Orhan Pamuk is a writer located in the middle of the world, between the West and the East. Born into a Europeanized family where her father adores French culture, translated Valerie, and often went to Paris to see Sartre and Beauvoir at the Café de Flore, Pamuk’s plot is always the duality and interweaving of West and East. He created many novels based on it. In an interview with the Nouvel Observater in 2001, Pamuk said that a reporter found Orhan Bey on the island of Heybeliada, the summer home of Istanbulites who wrote the novel Snow, and admitted that he always wrote a typical Western novel, “Traditions mixed with Islamic tales.”

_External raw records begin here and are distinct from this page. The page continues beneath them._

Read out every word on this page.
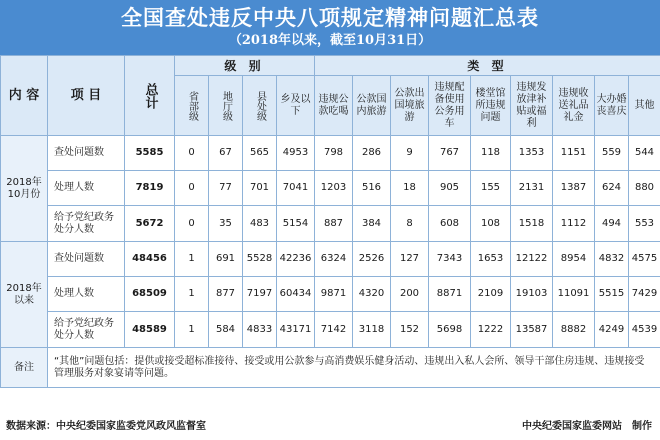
全国查处违反中央八项规定精神问题汇总表
（2018年以来，截至10月31日）
内 容	项 目	总计	级 别				类 型								
			省部级	地厅级	县处级	乡及以下	违规公款吃喝	公款国内旅游	公款出国境旅游	违规配备使用公务用车	楼堂馆所违规问题	违规发放津补贴或福利	违规收送礼品礼金	大办婚丧喜庆	其他
2018年10月份	查处问题数	5585	0	67	565	4953	798	286	9	767	118	1353	1151	559	544
	处理人数	7819	0	77	701	7041	1203	516	18	905	155	2131	1387	624	880
	给予党纪政务处分人数	5672	0	35	483	5154	887	384	8	608	108	1518	1112	494	553
2018年以来	查处问题数	48456	1	691	5528	42236	6324	2526	127	7343	1653	12122	8954	4832	4575
	处理人数	68509	1	877	7197	60434	9871	4320	200	8871	2109	19103	11091	5515	7429
	给予党纪政务处分人数	48589	1	584	4833	43171	7142	3118	152	5698	1222	13587	8882	4249	4539
备注	“其他”问题包括：提供或接受超标准接待、接受或用公款参与高消费娱乐健身活动、违规出入私人会所、领导干部住房违规、违规接受管理服务对象宴请等问题。														
数据来源：中央纪委国家监委党风政风监督室	中央纪委国家监委网站　制作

Isn’t Istanbul like this – scattered across Europe and Asia, and its history and geography not doomed to this duality? Isn’t it the same in Turkey itself, which has been tempted by Europeanization and modernization and has always been disgusted with them?
Here is Minger Island, which was invented and described in detail in Pamuk’s last novel, Plague Nights. A novel in which the author deals with human frailties with tolerance and understanding and ends with a somewhat funny scene: The old Pakize Sultan, who was the Minger Queen for a few weeks in her youth and was then expelled from there, goes like this: she goes out on the balcony of her home in Geneva with her granddaughter Mingerka and reads something in the history textbook. Promoting the myth of the false state in which he occupies the first paragraph, he shouts with him: “Long live Minger! Long live the Mingers! Long live freedom!”
The author expresses his personal opinion, which may not coincide with the editors’ position.